One of the biggest handicaps to an effective, community-wide response to the issue is that much of the work in our fair city involves paper-based bureaucratic strategies which too often fail.
The most effective strategy helping virtually any of the marginal populations being helped so unsuccessfully by government/nonprofits operating like this is the old-school one-on-one approach, exemplified by this article from the National Catholic Reporter.
Just imagine for a moment that you have no home.
What will you do for meals today? Where will you shower? Where will you sleep? If you have children, how will you provide for them?
How will you cope with being homeless tomorrow, next week, next month?

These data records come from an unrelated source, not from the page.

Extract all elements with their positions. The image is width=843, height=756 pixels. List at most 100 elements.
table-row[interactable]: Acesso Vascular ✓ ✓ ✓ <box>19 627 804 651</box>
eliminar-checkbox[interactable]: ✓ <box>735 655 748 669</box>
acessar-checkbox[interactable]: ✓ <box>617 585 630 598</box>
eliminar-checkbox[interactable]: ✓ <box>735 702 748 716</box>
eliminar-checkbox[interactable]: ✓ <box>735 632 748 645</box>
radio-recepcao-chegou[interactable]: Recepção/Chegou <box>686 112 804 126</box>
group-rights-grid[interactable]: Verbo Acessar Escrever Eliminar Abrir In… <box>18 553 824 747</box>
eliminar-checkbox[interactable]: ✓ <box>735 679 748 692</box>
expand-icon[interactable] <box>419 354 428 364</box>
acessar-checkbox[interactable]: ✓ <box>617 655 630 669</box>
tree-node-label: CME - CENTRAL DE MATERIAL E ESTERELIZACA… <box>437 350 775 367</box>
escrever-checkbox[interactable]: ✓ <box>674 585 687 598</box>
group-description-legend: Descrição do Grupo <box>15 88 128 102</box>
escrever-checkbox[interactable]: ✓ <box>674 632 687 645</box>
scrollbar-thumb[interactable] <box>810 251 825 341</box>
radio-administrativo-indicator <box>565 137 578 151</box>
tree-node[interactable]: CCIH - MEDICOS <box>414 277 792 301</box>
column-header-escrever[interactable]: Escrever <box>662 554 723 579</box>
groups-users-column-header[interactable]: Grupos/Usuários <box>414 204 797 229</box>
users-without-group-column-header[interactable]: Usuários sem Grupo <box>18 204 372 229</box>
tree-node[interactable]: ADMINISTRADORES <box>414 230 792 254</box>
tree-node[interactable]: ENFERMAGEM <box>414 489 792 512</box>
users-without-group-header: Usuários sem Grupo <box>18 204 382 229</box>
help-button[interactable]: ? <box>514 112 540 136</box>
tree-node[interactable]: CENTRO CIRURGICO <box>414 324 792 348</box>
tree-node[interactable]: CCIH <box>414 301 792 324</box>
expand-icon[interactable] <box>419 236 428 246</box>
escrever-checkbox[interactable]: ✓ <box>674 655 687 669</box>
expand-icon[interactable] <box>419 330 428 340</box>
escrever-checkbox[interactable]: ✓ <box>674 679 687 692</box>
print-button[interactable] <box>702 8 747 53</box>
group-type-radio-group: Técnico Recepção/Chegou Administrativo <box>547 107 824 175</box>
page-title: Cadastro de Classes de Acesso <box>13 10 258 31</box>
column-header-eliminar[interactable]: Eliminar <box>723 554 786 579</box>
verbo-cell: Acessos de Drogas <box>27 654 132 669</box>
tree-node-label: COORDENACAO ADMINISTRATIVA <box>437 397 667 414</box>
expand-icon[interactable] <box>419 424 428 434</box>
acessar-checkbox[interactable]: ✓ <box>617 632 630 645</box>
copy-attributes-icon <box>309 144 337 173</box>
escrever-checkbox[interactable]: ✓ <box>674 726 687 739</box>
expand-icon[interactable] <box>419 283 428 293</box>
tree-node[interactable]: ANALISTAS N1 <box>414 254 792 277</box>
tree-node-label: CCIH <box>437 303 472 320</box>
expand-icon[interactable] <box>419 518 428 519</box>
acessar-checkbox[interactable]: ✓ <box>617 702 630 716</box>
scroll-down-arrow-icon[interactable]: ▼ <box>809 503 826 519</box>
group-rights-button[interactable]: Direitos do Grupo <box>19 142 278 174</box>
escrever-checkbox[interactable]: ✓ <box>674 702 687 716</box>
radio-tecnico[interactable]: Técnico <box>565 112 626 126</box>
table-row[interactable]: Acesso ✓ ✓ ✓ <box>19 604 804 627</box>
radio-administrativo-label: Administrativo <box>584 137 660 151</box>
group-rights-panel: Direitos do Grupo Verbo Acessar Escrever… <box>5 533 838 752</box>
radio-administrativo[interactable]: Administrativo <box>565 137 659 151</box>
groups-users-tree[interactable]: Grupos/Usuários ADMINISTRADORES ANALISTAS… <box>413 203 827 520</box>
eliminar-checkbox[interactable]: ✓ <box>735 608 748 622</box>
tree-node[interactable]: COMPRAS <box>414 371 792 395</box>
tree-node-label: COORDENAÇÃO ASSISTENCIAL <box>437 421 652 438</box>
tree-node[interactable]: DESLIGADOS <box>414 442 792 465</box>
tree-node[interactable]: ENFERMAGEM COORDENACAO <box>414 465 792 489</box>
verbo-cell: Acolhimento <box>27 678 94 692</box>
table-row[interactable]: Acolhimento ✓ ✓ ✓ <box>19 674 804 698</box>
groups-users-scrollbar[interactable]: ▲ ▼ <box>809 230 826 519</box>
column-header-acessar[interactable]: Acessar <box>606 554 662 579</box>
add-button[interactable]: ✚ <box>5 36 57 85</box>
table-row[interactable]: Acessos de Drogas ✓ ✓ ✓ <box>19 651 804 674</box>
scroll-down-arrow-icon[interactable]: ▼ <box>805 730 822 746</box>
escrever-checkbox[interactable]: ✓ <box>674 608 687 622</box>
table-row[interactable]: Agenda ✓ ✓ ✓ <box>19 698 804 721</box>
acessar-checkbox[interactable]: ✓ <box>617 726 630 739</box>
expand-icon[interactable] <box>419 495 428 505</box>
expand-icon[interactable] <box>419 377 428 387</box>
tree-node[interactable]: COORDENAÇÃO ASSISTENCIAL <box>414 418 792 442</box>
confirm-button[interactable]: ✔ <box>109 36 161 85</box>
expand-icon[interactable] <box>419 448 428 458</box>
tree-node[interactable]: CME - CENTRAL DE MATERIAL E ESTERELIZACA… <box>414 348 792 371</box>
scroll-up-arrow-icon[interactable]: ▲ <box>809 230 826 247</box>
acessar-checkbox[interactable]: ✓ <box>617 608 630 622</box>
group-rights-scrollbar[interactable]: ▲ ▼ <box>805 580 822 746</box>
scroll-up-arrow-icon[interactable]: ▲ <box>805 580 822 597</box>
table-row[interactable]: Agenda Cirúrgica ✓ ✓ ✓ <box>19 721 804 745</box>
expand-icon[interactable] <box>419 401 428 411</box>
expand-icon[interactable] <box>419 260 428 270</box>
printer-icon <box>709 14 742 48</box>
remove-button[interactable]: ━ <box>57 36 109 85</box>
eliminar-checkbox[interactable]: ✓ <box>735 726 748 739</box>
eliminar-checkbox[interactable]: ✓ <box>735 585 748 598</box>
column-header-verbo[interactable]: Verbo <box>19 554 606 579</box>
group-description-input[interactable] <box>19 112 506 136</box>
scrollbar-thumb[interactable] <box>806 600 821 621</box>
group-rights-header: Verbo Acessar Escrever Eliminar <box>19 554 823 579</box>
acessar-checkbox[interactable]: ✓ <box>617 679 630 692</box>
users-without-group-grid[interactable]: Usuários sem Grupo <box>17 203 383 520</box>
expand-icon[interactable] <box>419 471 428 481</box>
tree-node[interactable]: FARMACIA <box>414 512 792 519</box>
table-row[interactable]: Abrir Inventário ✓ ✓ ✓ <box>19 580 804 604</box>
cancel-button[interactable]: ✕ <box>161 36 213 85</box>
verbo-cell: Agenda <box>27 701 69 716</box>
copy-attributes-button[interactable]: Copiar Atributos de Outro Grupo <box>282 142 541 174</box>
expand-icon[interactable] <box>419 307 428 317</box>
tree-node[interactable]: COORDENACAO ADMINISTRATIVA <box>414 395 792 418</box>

Such imaginations are distressing, aren’t they?
Last winter, I took imagining what it would be like to be homeless one step further. I lived one day in Baltimore as a homeless man trying to stay warm and fed. From street to soup kitchen to shelter I ventured.
I learned a lot that day about how rough it is to have no place to call your own. But later that night, my experience as a homeless person ended. I got in my vehicle and headed for home.
But for 100 million people throughout the world, not having a home to go to each night is a hard, sad reality.
And in the United States, according to the National Coalition for the Homeless, 3.5 million people — 39 percent of whom are children — have no place to call home.
Recently, I spoke with Ken Leslie, a former homeless alcoholic and drug addict who is now a leading advocate for people who have no home. Based in Toledo, Ohio, Leslie founded 1Matters, an organization inviting each of us to “Be 1 that matters to 1 that matters.”
As their motto indicates, one-on-one relationships help break down homeless stereotypes and build community.